La Cloque (Maladie des pochettes)
Cette maladie est provoquée par le champignon Taphrina pruni. Les prunes prennent une teinte blanche et se déforment, restent plates et sans noyaux. Un printemps froid et humide est idéal pour ce champignon qui contamine le prunier très tôt, via les fleurs.
La Rouille du prunier
La conséquence de la présence de ce champignon (Tranzschelia pruni-spinosae et Tranzschelia discolor) est un arrêt de la production de lignine et la chute des fruits et des feuilles. Les symptômes sont des taches jaune orangé sur la face supérieure des feuilles, correspondant aux amas de spores brun violacé sur leur envers.
La Sharka
Cette maladie virale est transmise par les pucerons. Elle rend les fruits impropres à la consommation : déformations, taches rondes colorées, sillons bleuâtres et surtout un goût très acide. Les prunes bleues chutent prématurément. Étant transmise par les pucerons, les meilleurs méthodes de prévention contre cette maladie concernent ces parasites.

Stratégies de gestion et prévention au verger
La prévention est comme toujours la meilleure solution, pour respecter la Nature et la biodiversité.
- Gestion hydrique et sol : Paillage organique et arrosage régulier en période sèche.
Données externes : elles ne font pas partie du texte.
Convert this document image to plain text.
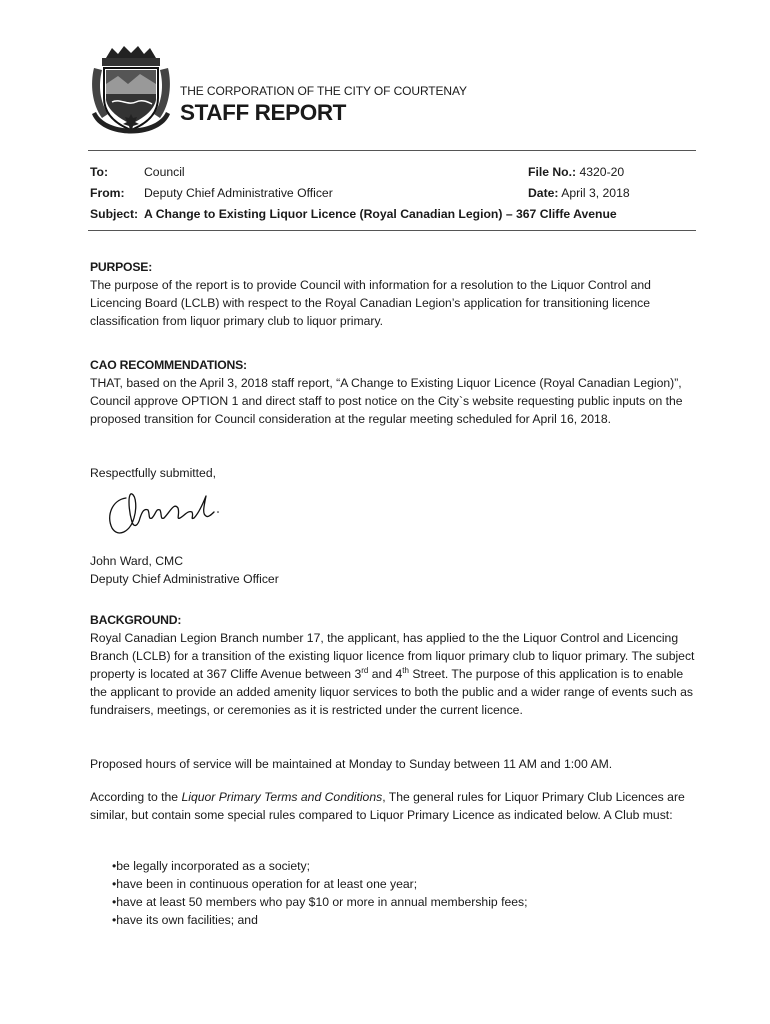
THE CORPORATION OF THE CITY OF COURTENAY
STAFF REPORT
To:	Council
From: Deputy Chief Administrative Officer
Subject: A Change to Existing Liquor Licence (Royal Canadian Legion) – 367 Cliffe Avenue
File No.: 4320-20
Date: April 3, 2018

PURPOSE:

The purpose of the report is to provide Council with information for a resolution to the Liquor Control and Licencing Board (LCLB) with respect to the Royal Canadian Legion’s application for transitioning licence classification from liquor primary club to liquor primary.

CAO RECOMMENDATIONS:

THAT, based on the April 3, 2018 staff report, “A Change to Existing Liquor Licence (Royal Canadian Legion)”, Council approve OPTION 1 and direct staff to post notice on the City`s website requesting public inputs on the proposed transition for Council consideration at the regular meeting scheduled for April 16, 2018.

Respectfully submitted,

John Ward, CMC

Deputy Chief Administrative Officer

BACKGROUND:

Royal Canadian Legion Branch number 17, the applicant, has applied to the the Liquor Control and Licencing Branch (LCLB) for a transition of the existing liquor licence from liquor primary club to liquor primary. The subject property is located at 367 Cliffe Avenue between 3rd and 4th Street. The purpose of this application is to enable the applicant to provide an added amenity liquor services to both the public and a wider range of events such as fundraisers, meetings, or ceremonies as it is restricted under the current licence.

Proposed hours of service will be maintained at Monday to Sunday between 11 AM and 1:00 AM.
According to the Liquor Primary Terms and Conditions, The general rules for Liquor Primary Club Licences are similar, but contain some special rules compared to Liquor Primary Licence as indicated below. A Club must:
• be legally incorporated as a society;
• have been in continuous operation for at least one year;
• have at least 50 members who pay $10 or more in annual membership fees;
• have its own facilities; and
Évitez les travaux du sol profonds au pied des arbres en pleine nouaison.
- Hygiène sanitaire : Évacuez dès qu’elles tombent au sol les feuilles du prunier afin que les spores soient éliminées. Les fruits atteints sont supprimés et détruits. Ne gardez pas de vieilles souches.
- Protection contre les ravageurs : Installez des bandes de glu autour du tronc de vos pruniers afin d’empêcher les fourmis d’y monter, favorisant ainsi la présence des coccinelles et autres prédateurs de pucerons.
- Entretien de la ramure : Plantez vos pruniers à bonne distance (4,5 m) les uns des autres et aérez leur ramure régulièrement afin de faciliter la circulation de l’air. Taillez les pruniers seulement après la récolte mais durant la période de végétation (taille en vert).
- Traitement : Dès la sortie de l’hiver, au débourrement, appliquez de la bouillie bordelaise à petite dose, puis renouveler le traitement fongicide avec une décoction de prêle une fois que les pétales sont tombés. Pour la maladie du plomb, protégez les plaies de taille, car une fois que l’arbre est atteint, il n’y a pas de traitement possible.
Un suivi sanitaire régulier, combiné à l'observation des conditions climatiques, permet de transformer des symptômes flous en interventions ciblées. Avant d’accuser une seule cause, croisez les indices : météo de la floraison, arrosage réel du sol, présence d’abeilles et vigueur du feuillage. L’équilibre entre la croissance végétative et la production fruitière est la clé de la réussite du verger.